Through their individual connections to both the Falmouth and Plymouth communities, Mr. Swain and Ms. Talbot have forged relationships with other food truck owners and local businesses that are supportive and have helped The Filling Station gain popularity. A development called Redbrook in Plymouth has been a go-to spot for the truck but in a way that differs from locations like the Cape Cod Winery or their new circuit spot, Bad Martha Farmer’s Brewery.

“They’re two different types of things,” Mr. Swain said. “At the winery, you do a lot more appetizers, small plates, shared plates, stuff like that. Then you go to Redbrook, where everybody lives right there. I think there are 600 people that live there, and you do a lot more take-home entrées because people will go there instead of going home for dinner.”

The Filling Station is not Mr. Swain’s first venture into the entrepreneurial world of food and drink. He was also the founding member of Lazy Eight Vodka. It started with iced tea at a restaurant in Providence because he thought he could brew a better tea. He blended three loose-leaf teas together that the restaurant started to use because it was better than its tea. After a while, it turned into the idea of making it into a 12-ounce bottled alcoholic beverage. At about 6 percent alcohol by volume, it was similar to beverages like Mike’s Hard Lemonade. The drink, however, was not a financial success.

From there, they decided to remarket the brand as an all-natural tea-flavored vodka, and Lazy Eight was born. He continued for 10 years with Lazy Eight, which is only available in Massachusetts and Rhode Island, before transitioning into the food truck business.

While running The Filling Station, Mr. Swain has also been working full time as a chef at the Chapoquoit Grill in West Falmouth, which has been supportive of his food truck business. Chapoquoit Grill even signed on as his commissary kitchen; this is a rentable kitchen where food truck operators can prepare and store their food, a requirement for food trucks.

“They’re super nice and supportive there,” Mr. Swain said. “If I need time off to do something, they make sure that I can do it. Moving forward, next summer I’d like to only be there part time and take on more events with The Filling Station and hopefully transition that into a full-time thing.”

In considering the future of The Filling Station, Mr.
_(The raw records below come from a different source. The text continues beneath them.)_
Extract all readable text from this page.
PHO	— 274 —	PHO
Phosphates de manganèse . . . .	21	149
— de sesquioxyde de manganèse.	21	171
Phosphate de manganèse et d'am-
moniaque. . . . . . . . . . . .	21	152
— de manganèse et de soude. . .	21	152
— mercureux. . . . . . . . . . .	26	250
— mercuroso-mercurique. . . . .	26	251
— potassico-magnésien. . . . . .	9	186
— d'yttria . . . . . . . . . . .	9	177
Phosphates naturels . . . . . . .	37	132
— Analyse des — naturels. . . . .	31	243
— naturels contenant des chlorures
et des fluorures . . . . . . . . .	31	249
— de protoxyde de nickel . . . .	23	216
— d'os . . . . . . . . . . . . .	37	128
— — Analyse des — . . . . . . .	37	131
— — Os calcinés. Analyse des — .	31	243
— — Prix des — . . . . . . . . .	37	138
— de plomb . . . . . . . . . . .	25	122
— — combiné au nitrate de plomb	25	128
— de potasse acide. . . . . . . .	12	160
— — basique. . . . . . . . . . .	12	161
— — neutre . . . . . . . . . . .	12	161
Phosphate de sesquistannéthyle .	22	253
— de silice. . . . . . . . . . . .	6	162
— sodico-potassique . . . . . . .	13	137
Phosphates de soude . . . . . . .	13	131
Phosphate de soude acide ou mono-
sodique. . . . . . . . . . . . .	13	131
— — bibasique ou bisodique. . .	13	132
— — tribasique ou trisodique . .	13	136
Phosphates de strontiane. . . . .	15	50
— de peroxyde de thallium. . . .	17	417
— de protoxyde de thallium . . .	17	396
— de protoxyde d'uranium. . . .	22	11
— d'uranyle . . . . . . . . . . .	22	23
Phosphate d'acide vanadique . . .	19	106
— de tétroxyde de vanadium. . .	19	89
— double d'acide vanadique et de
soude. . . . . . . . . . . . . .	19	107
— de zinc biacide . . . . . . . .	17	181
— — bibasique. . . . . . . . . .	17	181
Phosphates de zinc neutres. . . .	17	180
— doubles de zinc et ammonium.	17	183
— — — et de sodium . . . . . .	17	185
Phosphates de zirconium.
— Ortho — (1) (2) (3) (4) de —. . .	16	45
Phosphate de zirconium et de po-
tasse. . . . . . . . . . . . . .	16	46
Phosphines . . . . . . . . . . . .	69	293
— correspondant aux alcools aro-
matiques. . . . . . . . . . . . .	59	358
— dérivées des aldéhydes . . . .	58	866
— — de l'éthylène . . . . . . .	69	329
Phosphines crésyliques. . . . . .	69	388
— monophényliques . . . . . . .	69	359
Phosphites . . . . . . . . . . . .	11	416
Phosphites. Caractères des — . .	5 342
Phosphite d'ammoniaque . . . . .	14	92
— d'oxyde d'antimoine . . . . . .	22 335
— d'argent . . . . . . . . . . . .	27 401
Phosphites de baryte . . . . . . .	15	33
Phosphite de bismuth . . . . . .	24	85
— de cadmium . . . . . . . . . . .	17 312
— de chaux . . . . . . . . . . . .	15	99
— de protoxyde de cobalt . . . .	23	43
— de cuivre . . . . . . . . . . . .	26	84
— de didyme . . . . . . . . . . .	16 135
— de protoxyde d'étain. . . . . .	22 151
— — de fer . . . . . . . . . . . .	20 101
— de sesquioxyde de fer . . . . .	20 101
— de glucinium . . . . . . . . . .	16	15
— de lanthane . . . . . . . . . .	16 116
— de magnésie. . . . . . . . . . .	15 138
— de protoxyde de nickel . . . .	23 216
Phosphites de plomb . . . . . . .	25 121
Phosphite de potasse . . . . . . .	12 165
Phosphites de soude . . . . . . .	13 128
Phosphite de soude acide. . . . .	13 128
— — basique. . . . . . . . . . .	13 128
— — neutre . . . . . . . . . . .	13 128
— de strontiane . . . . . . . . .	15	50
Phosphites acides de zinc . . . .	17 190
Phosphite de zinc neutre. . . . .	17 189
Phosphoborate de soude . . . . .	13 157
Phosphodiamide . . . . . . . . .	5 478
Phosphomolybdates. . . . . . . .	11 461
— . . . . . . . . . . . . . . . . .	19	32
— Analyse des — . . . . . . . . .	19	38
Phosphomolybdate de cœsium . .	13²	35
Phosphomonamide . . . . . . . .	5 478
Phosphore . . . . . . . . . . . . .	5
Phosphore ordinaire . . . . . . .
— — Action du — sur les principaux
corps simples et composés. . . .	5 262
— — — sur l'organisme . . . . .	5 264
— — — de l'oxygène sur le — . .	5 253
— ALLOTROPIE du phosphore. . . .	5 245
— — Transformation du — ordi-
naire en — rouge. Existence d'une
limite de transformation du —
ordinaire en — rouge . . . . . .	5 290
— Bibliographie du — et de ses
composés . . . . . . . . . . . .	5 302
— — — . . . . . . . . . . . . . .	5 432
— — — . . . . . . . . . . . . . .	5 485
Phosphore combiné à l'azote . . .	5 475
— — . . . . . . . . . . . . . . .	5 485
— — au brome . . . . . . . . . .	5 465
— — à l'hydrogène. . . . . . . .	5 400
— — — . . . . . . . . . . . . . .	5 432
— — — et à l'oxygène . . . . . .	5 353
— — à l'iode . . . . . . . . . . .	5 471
Swain said he has been weighing the option of operating a fleet of food trucks against the option of opening a singular stationary restaurant.

“I’m thinking by the end of next summer, that’s going to be the big question,” he said. “I haven’t quite decided. I’m leaning toward the fleet of food trucks if I can find a good team. I don’t want to run my family ragged, but I think that’s the direction that we’re thinking.”